When upgrading VMware ESXi hosts using VMware vCenter, and vLCM (vSphere Lifecycle Management), you may notice a failure to upgrade and remediate with vLCM and vGPU on ESXi.
This error appears in tasks as a general failure. Inside of vLCM when monitoring remediation, you’ll see an error in regards to a service, module, or VIB that is currently in use which blocks the update and/or upgrade.
Cause
I suspect this is occuring with vGPU release 18.3 (host driver 570.158.02) due to the fact that the host driver has a version change, however the GPU monitoring and management daemon does not (stays at 570.148.06). Since the GPU daemon isn’t touched, the services do not stop, which keeps the NVIDIA ESXi vGPU host driver loaded in the kernel, stopping the vLCM remediation from completeling.
Resolution
I tried a number of different things to resolve this, such as stopping services, re-attempting, then attempting to unload the NVIDIA vGPU kernel driver, however none of these provided a quick fix.
To resolve this issue, I stopped all the NVIDIA services, uninstalled the vGPU host driver and management daemon, restarted the host, checked compliance, and then remediated the host. Remediation completes succesfully.

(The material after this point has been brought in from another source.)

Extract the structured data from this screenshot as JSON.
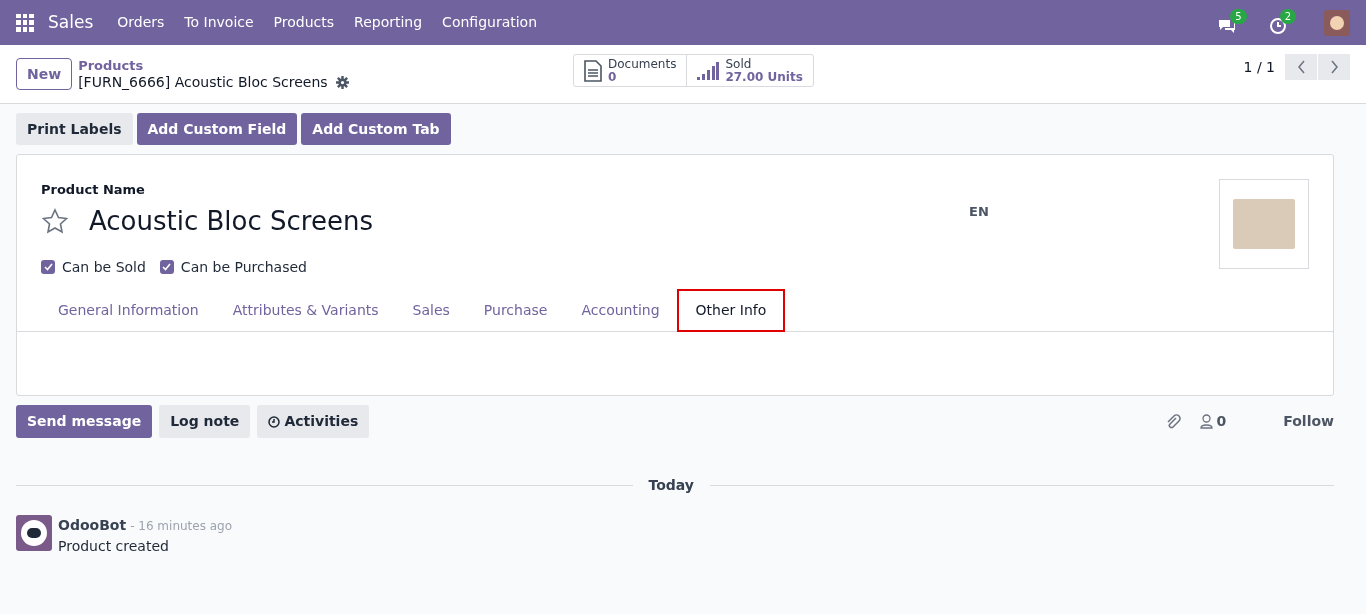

Steps to perform these actions:
- Place the host in maintenance mode
- SSH in to the ESXi host
- Run the following command to identify the NVIDIA driver and GPU management daemon:
esxcli software vib list | grep -i NVD
- This will return the NVIDIA VIBs, example below:
NVD-VMware_ESXi_8.0.0_Driver
nvdgpumgmtdaemon
- Stop the NVIDIA vGPU and related services using the following commands (some of these may already be stopped):
/etc/init.d/nvdGpuMgmtDaemon stop
/etc/init.d/gpuManager stop
/etc/init.d/xorg stop
- Uninstall the NVIDIA vGPU Host Driver, and Management daemon using the following commands:
esxcli software vib remove -n NVIDIA-VMware_ESXi_8.0_Host_Driver
esxcli software vib remove -n nvdgpumgmtdaemon
- Reboot the host
- Check vLCM Compliance (don’t forget to skip this)
- Remediate the host
After performing these steps, you’ll be able to succesfully remediate the host resulting in upgraded NVIDIA vGPU drivers.